= Aubert Y. Coran =

American scientist (1932–2020)

Aubert Y. Coran (1932–2020) was an American scientist noted for his contributions to thermoplastic elastomers and vulcanization chemistry of rubber. In 1983, he won the Melvin Mooney Distinguished Technology Award, bestowed by the American Chemical Society to individuals "who have exhibited exceptional technical competency by making significant and repeated contributions to rubber science and technology". In 1995, the rubber division of the American Chemical Society bestowed on Coran the Charles Goodyear Medal in honor of his international contributions to polymer science and development.

==Personal==
Coran was born March 24, 1932, in St. Louis, Missouri. He died on October 20, 2020, in Sarasota, Florida, at the age of 88.

==Education==
In 1955, Coran received a Master of Science Degree from the St. Louis College of Pharmacy. He completed a doctorate degree in physical chemistry in 1992, at University of Haute-Alsace.

==Career==
After receiving his MS, Coran went to work for Monsanto Company in St. Louis, Missouri, remaining with the company until his retirement in 1991. During his time with Monsanto, he researched the use of sulfur and accelerators in vulcanizing rubber and helped develop Santoprene, Santogard PVA and Vocol accelerator. In the years 1978–1983, Coran served as the 6th editor of the scientific journal Rubber Chemistry and Technology. In 1986, he managed future Eastman technology fellow Frederick Ignatz-Hoover. After his retirement from Monsanto, he took a position with the Institute of Polymer Engineering at the University of Akron, managing the EPIC-M.A. Hanna Polymer Blending and Compounding Center. In the mid-1990s, A. N. Gent wrote that Coran had "played the leading role in the remarkable progress made in rubber vulcanization since about 1960."
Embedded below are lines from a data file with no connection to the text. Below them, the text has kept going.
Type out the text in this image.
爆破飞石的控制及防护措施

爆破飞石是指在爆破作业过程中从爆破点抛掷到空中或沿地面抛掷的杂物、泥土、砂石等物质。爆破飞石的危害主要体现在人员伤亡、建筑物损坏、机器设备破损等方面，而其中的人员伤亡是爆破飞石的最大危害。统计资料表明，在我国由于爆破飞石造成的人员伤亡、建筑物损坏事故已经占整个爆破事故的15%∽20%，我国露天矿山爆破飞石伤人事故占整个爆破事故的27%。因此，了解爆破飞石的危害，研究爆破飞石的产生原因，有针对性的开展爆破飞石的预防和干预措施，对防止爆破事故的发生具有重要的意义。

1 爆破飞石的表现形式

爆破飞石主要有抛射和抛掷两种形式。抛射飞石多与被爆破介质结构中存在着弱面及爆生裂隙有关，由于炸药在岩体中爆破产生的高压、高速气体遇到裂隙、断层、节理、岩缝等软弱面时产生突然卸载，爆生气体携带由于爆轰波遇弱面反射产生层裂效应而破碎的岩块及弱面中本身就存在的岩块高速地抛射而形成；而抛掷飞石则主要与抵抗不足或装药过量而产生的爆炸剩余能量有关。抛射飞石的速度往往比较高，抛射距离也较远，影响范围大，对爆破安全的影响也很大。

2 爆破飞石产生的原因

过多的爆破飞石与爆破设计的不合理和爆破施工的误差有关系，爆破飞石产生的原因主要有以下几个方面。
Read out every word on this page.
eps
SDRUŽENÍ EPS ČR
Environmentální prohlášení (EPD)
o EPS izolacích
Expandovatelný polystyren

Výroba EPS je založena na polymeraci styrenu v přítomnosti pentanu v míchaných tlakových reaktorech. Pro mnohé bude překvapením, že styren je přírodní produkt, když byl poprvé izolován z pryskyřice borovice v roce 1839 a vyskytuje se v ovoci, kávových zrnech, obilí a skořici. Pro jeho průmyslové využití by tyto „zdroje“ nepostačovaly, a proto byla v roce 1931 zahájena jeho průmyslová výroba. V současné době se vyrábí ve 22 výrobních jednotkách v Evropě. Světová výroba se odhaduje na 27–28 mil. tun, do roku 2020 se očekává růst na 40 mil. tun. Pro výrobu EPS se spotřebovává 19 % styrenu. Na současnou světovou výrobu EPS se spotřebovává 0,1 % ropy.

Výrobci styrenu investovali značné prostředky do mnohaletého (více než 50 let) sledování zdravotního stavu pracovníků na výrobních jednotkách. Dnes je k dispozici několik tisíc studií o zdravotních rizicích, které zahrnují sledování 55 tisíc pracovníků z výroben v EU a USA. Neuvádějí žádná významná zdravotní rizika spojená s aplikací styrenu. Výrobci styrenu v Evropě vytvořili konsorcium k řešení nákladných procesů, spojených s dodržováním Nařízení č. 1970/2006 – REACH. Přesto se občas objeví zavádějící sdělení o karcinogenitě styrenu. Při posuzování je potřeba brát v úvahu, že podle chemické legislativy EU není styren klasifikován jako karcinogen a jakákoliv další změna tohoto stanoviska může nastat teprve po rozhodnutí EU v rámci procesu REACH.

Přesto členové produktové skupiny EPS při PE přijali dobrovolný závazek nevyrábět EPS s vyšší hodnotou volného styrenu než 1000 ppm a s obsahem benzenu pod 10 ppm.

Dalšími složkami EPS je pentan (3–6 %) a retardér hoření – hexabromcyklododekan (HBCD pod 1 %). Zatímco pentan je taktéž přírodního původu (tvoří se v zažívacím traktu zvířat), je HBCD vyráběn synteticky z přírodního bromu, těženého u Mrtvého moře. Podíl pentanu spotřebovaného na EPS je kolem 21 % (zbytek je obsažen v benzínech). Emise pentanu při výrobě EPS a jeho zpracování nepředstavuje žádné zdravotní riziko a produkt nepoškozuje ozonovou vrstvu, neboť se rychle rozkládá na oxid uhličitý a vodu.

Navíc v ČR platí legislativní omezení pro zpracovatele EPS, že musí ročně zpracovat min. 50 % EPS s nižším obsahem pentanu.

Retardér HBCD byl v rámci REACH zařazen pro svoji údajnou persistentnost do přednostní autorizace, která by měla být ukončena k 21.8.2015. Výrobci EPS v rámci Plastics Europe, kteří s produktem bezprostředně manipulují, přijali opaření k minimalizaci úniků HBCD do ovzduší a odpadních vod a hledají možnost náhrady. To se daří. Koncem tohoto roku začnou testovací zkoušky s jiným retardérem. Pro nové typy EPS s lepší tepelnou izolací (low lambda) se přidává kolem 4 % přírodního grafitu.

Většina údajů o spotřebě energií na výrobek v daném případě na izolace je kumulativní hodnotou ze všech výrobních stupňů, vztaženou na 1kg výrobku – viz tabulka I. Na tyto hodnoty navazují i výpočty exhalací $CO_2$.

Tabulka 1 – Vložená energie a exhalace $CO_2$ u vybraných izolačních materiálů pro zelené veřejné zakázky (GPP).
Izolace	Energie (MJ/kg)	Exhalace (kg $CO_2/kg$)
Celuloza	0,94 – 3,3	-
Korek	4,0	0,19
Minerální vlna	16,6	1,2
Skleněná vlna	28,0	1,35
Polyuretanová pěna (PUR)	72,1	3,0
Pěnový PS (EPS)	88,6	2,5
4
After departing the University of Akron in September 1991, Coran established a consultancy headquartered in Longboat, Florida.

== Honors and awards ==
Coran has received three awards from the American Chemical Society. In 1980, its Detroit division bestowed on him the Thomas Midgley award. In 1983, he received the Melvin Mooney Distinguished Technology Award. In 1995, the rubber division honored him with the Charles Goodyear Medal. He has also been acknowledged by the Plastics and Rubber Institute, which gave him its Colwyn medal in 1984.